Making a paper crane requires 25 folds and, once mastered, takes about five minutes.
In addition to their beauty, the cranes, and the efforts to make them, became a healthy distraction that has proven beneficial for both patients and staff, she said.
"Patients come in ask about them, and it gives us a chance to tell them the story and to get to know them a little better," she said. "Sometimes, I would sit in the exam room and show them how to make a crane. It would give me time to talk to them, and it was relaxing for the patient."

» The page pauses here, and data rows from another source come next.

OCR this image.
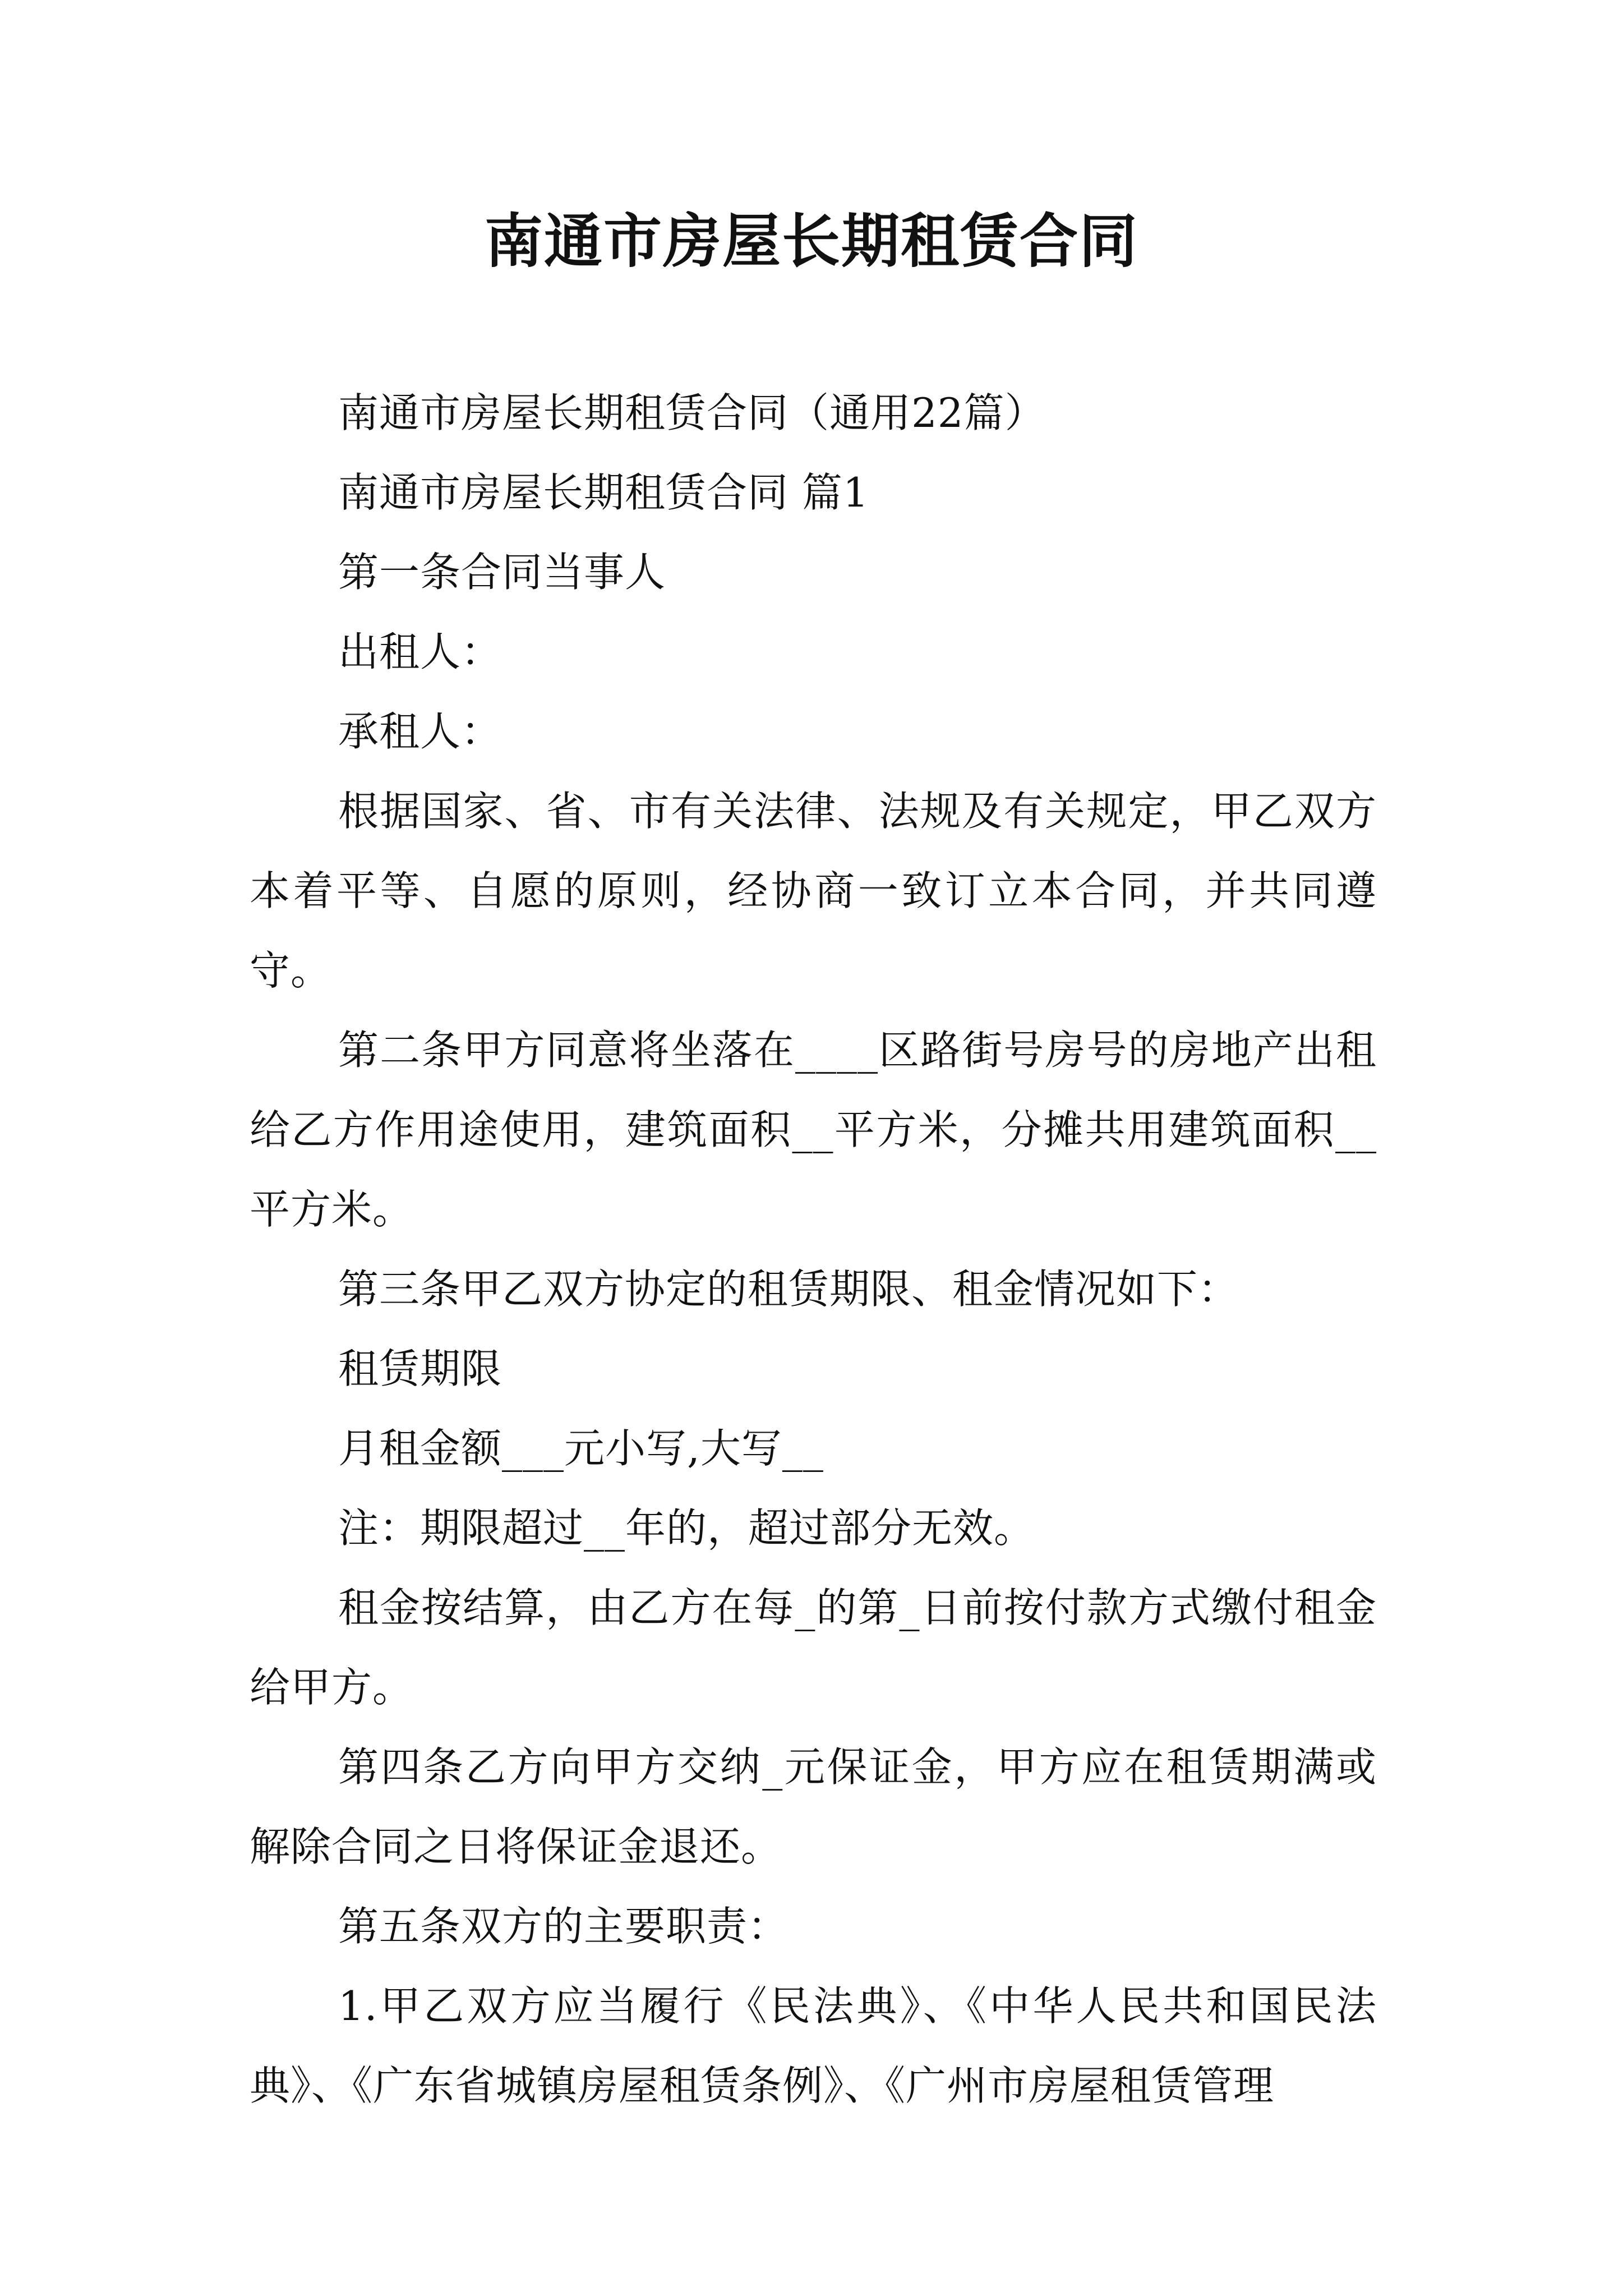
南通市房屋长期租赁合同

南通市房屋长期租赁合同（通用22篇）

南通市房屋长期租赁合同 篇1

第一条合同当事人

出租人：

承租人：

根据国家、省、市有关法律、法规及有关规定，甲乙双方本着平等、自愿的原则，经协商一致订立本合同，并共同遵守。

第二条甲方同意将坐落在____区路街号房号的房地产出租给乙方作用途使用，建筑面积__平方米，分摊共用建筑面积__平方米。

第三条甲乙双方协定的租赁期限、租金情况如下：

租赁期限

月租金额___元小写,大写__

注：期限超过__年的，超过部分无效。

租金按结算，由乙方在每_的第_日前按付款方式缴付租金给甲方。

第四条乙方向甲方交纳_元保证金，甲方应在租赁期满或解除合同之日将保证金退还。

第五条双方的主要职责：

1.甲乙双方应当履行《民法典》、《中华人民共和国民法典》、《广东省城镇房屋租赁条例》、《广州市房屋租赁管理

The crane legend was made famous in the book "Sadako and the Thousand Paper Cranes," a story about Sadako Sasaki, a Japanese girl who got leukemia as a result of radiation exposure after the bombing of Hiroshima during World War II. As the story goes, she folded 644 cranes before her death in 1955. In the book's version of events, her friends completed the cranes and buried all thousand cranes with her.
Many radiation oncology patients and family members have contributed to the crane-making project, including a 10-year-old who filled a grocery sack full of cranes in support of her cousin, a patient. Staff members also took part. The department's receptionist, Margie Carrillo, brought the paper home and spent the weekend with her children making cranes.
Crane-making featured prominently at this year's Cancer Survivors' Picnic, where volunteers taught all-comers the origami art.